In Auckland, boats were damaged and cars were blown across lanes. Over a hundred people were evacuated from their homes, roads were closed, and thousands were without power. The South Island also suffered strong winds and heavy rains and flooding.

Three people died, including a man hit by falling power lines and a couple who were swept away in a car.

8. Cyclone Wilma 2011


Shirley Harris with her demolished bach caused by Cyclone Wilma in Onetangi on Waiheke Island. Photo / Herald on Sunday
Shirley Harris with her demolished bach caused by Cyclone Wilma in Onetangi on Waiheke Island. Photo / Herald on Sunday


Travelling across the North Island on January 28-29 , Cyclone Wilma brought with it heavy rains and winds, causing severe flooding, road closures and landslides. The heavy rains caused sewage to spill into the water of some of Auckland's beaches, caused destruction to houses and many evacuations.

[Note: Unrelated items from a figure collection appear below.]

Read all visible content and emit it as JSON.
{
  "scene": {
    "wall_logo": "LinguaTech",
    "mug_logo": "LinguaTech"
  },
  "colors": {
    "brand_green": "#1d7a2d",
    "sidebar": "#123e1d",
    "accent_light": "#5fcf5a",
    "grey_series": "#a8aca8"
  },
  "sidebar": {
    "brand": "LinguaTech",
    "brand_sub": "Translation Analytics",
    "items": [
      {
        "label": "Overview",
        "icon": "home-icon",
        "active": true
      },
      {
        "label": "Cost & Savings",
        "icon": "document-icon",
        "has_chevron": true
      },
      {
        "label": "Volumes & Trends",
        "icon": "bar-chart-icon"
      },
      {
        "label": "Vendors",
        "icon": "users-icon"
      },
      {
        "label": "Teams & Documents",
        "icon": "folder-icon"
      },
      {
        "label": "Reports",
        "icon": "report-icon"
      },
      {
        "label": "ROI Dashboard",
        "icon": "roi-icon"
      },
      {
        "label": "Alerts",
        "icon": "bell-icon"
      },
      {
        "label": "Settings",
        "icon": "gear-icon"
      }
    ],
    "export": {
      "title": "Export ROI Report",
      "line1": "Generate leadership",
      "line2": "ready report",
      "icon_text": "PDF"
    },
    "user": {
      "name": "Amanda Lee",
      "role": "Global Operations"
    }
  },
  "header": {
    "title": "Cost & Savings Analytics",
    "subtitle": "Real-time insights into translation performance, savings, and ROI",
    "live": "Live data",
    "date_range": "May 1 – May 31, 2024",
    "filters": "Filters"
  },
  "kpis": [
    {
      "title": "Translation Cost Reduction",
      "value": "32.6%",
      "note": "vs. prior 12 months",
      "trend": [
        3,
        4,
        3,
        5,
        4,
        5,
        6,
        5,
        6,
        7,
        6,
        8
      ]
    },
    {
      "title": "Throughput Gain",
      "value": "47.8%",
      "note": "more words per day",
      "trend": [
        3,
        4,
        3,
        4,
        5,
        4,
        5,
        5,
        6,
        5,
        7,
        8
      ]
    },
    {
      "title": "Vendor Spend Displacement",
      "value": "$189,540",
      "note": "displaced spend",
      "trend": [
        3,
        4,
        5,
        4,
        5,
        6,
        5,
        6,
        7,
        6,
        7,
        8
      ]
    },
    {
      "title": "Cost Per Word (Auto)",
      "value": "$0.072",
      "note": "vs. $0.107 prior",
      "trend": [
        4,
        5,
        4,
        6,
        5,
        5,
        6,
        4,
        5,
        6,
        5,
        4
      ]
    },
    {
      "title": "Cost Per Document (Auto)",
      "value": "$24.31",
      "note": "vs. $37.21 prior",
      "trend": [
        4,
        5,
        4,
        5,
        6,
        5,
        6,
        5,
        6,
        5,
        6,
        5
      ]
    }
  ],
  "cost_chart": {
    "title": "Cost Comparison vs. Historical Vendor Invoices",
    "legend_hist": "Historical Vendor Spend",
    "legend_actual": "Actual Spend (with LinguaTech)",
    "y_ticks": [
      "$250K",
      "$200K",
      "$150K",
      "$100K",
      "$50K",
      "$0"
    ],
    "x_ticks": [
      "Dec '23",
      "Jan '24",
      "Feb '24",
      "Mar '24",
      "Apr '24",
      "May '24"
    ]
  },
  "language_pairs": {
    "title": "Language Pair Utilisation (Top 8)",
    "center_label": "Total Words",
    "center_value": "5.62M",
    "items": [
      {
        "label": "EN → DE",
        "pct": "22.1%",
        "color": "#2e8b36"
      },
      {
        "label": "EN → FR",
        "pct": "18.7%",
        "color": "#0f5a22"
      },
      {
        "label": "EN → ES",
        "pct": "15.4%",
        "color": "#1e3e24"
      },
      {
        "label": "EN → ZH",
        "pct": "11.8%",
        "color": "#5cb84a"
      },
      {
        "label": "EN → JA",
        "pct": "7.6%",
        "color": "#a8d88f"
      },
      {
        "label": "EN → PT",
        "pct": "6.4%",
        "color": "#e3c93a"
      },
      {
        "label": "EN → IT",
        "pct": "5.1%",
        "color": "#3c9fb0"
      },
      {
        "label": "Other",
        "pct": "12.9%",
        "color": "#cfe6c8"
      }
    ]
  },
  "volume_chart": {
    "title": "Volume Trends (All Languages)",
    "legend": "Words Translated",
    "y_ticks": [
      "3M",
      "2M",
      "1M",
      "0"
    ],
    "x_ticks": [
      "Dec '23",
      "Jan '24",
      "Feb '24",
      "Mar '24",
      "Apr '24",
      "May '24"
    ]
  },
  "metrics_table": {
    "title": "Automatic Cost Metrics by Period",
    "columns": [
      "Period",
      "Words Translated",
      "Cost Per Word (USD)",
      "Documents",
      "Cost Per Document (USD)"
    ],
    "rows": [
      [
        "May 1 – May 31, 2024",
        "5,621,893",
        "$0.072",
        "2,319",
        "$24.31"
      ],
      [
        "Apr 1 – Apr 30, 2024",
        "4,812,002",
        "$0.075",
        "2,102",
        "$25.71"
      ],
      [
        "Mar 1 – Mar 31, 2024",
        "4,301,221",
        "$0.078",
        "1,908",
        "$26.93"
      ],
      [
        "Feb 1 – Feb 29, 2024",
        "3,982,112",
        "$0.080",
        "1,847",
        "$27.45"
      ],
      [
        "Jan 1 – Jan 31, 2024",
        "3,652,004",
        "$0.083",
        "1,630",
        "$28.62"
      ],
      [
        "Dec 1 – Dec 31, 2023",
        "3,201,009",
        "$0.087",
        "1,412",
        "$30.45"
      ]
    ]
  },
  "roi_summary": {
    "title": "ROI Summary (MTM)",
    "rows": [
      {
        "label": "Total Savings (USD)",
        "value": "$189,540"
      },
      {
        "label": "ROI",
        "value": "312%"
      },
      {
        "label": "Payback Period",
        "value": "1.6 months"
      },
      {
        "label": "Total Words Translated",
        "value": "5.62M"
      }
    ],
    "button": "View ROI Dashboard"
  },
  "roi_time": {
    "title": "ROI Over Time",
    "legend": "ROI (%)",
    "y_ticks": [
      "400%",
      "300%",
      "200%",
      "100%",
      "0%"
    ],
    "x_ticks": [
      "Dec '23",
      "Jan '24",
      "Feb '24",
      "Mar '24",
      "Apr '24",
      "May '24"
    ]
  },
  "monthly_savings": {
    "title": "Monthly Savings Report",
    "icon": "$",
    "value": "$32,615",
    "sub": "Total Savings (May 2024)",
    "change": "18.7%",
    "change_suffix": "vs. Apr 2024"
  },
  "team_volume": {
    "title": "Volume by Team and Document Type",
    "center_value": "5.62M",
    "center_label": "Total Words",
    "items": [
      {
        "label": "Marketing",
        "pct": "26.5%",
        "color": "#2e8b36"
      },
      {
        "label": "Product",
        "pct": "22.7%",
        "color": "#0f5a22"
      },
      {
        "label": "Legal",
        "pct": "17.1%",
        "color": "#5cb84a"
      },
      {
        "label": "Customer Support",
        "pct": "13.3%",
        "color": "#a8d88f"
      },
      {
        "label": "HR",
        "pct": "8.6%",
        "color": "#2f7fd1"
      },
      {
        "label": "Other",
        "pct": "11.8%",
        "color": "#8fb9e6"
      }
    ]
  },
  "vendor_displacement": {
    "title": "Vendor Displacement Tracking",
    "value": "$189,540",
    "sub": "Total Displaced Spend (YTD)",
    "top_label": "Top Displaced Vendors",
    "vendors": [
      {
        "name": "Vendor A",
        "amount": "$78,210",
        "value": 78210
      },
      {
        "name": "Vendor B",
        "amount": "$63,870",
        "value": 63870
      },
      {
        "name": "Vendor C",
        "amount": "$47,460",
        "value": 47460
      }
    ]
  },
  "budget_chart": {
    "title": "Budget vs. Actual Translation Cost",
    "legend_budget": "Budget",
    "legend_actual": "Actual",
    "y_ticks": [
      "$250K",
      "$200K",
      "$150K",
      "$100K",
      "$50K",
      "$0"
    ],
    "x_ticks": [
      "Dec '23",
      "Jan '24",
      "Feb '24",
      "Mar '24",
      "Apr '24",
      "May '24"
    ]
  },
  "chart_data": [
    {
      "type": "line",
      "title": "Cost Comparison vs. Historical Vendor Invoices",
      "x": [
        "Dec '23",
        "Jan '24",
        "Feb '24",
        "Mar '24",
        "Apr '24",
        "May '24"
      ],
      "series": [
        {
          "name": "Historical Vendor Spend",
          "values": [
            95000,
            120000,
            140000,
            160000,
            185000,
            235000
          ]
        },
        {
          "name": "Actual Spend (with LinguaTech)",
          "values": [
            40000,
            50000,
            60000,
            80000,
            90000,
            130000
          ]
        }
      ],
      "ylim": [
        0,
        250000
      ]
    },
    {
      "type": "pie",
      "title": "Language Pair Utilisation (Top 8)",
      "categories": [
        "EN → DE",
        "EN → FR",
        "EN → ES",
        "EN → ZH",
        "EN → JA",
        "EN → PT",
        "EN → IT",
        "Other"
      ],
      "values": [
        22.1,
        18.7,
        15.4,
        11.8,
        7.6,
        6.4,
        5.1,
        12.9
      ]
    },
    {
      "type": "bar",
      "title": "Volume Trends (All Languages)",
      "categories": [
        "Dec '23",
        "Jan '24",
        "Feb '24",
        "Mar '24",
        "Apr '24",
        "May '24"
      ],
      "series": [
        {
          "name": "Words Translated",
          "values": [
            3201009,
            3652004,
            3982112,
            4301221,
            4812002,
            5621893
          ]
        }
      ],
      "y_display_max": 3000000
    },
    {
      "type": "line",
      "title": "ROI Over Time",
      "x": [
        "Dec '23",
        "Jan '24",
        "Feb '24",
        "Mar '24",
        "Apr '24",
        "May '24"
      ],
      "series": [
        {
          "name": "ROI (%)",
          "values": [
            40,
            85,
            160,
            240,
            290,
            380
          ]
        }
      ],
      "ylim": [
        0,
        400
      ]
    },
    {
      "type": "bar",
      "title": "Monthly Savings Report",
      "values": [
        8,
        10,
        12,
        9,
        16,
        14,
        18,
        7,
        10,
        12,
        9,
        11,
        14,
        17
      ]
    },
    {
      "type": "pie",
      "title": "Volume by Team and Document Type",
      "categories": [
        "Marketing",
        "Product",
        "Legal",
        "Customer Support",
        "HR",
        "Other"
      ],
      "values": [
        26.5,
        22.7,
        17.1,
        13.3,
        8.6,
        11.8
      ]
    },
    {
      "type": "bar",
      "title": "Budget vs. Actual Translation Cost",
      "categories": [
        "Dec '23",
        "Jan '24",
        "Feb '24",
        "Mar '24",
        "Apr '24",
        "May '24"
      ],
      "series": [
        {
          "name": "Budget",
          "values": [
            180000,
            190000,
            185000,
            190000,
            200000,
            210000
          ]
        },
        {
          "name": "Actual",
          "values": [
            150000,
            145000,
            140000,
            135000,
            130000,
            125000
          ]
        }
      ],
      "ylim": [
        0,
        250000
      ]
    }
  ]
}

While there were no deaths as a direct result of the cyclone, there were many dramatic rescues. On Waiheke Island, two women were woken by their dog barking and managed to escape their bach before it plunged 30 metres off a cliff onto the beach at Onetangi. In Clevedon, a doctor travelled across floodwaters in a kayak to reach a woman in labour. She was airlifted to hospital and gave birth later the same day. Firefighters used a boat to rescue two people who were stuck up trees in Pipiwai, as well as rescuing a family of two adults and two children trapped in a house in Kaeo.